Rabu kemaren, alhamdulillah aku ketemu sama dosen pembimbing skripshit pas waktu jaya-jayana keur jadi mahasiswa,masa mamaceuhna tingkat akhir nu bikin butex, bersama kakak tingkat di apartemen ibu. Awalnya,aku niat ikut sama lanceuk adalah menikmati fasilitas internet gratis di kawasan Tebet, Jakarta Selatan sambil nungguin walimahan sodara aku anak bibi, Teh/De Riska (aku bingung manggilnya apa ya,soalnya lebih tua tapi anak bibi, hedehhh~) di Elnusa. Tapi karena memang Rejeki Di Tangan Allah, jadi ya kerja bareng Ibu lagi deh. Hehehe…

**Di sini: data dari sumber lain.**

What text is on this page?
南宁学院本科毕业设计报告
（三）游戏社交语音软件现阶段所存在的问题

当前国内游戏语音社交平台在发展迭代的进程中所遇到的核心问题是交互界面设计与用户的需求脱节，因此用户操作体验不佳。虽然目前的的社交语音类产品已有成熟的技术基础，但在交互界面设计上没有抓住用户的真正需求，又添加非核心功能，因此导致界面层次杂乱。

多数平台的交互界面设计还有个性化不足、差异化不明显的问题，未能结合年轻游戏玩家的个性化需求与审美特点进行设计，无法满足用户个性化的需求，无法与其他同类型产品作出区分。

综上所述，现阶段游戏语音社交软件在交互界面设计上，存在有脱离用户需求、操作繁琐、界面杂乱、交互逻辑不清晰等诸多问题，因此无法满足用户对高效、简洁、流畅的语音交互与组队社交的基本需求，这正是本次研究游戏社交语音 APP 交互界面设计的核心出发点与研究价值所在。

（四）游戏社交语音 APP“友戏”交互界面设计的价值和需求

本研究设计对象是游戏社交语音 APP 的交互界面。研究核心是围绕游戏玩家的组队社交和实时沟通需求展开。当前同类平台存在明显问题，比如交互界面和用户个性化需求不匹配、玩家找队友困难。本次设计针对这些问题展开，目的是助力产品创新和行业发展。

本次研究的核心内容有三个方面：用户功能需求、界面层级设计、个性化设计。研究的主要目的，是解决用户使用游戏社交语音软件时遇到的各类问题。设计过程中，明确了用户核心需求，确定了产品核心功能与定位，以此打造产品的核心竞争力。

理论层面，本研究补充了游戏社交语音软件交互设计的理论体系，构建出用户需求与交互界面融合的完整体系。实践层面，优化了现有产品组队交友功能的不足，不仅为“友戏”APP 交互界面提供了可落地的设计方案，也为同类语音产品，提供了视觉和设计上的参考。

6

Nah,di sini ceritanya di mulai….

Dasarnya, aku kan jelemana eraan, jadi sulit buat mengakrabkan diri kalo ke yang ngga seumuran teh. Bawaanna memboringkan partai we. Tapi karena beliau-beliaunya baik, tanpa berputus asa terus aja ngajakin aku ke dalam kebaikan buat ngga menyia-nyiakan waktu dengan bekerja. Sesuai kutipan ayat Al-Quran Surat Al-Maidah5:2 yang memiliki terjemahan:

Hendaklah kamu tolong menolong dalam kebaikan dan ketaqwaan, dan janganlah saling membantu dalam perbuatan dosa dan permusuhan. Dan bertaqwalah kepada Allah. Sesungguhnya Allah amat keras dalam hukuman-Nya.” (sumber)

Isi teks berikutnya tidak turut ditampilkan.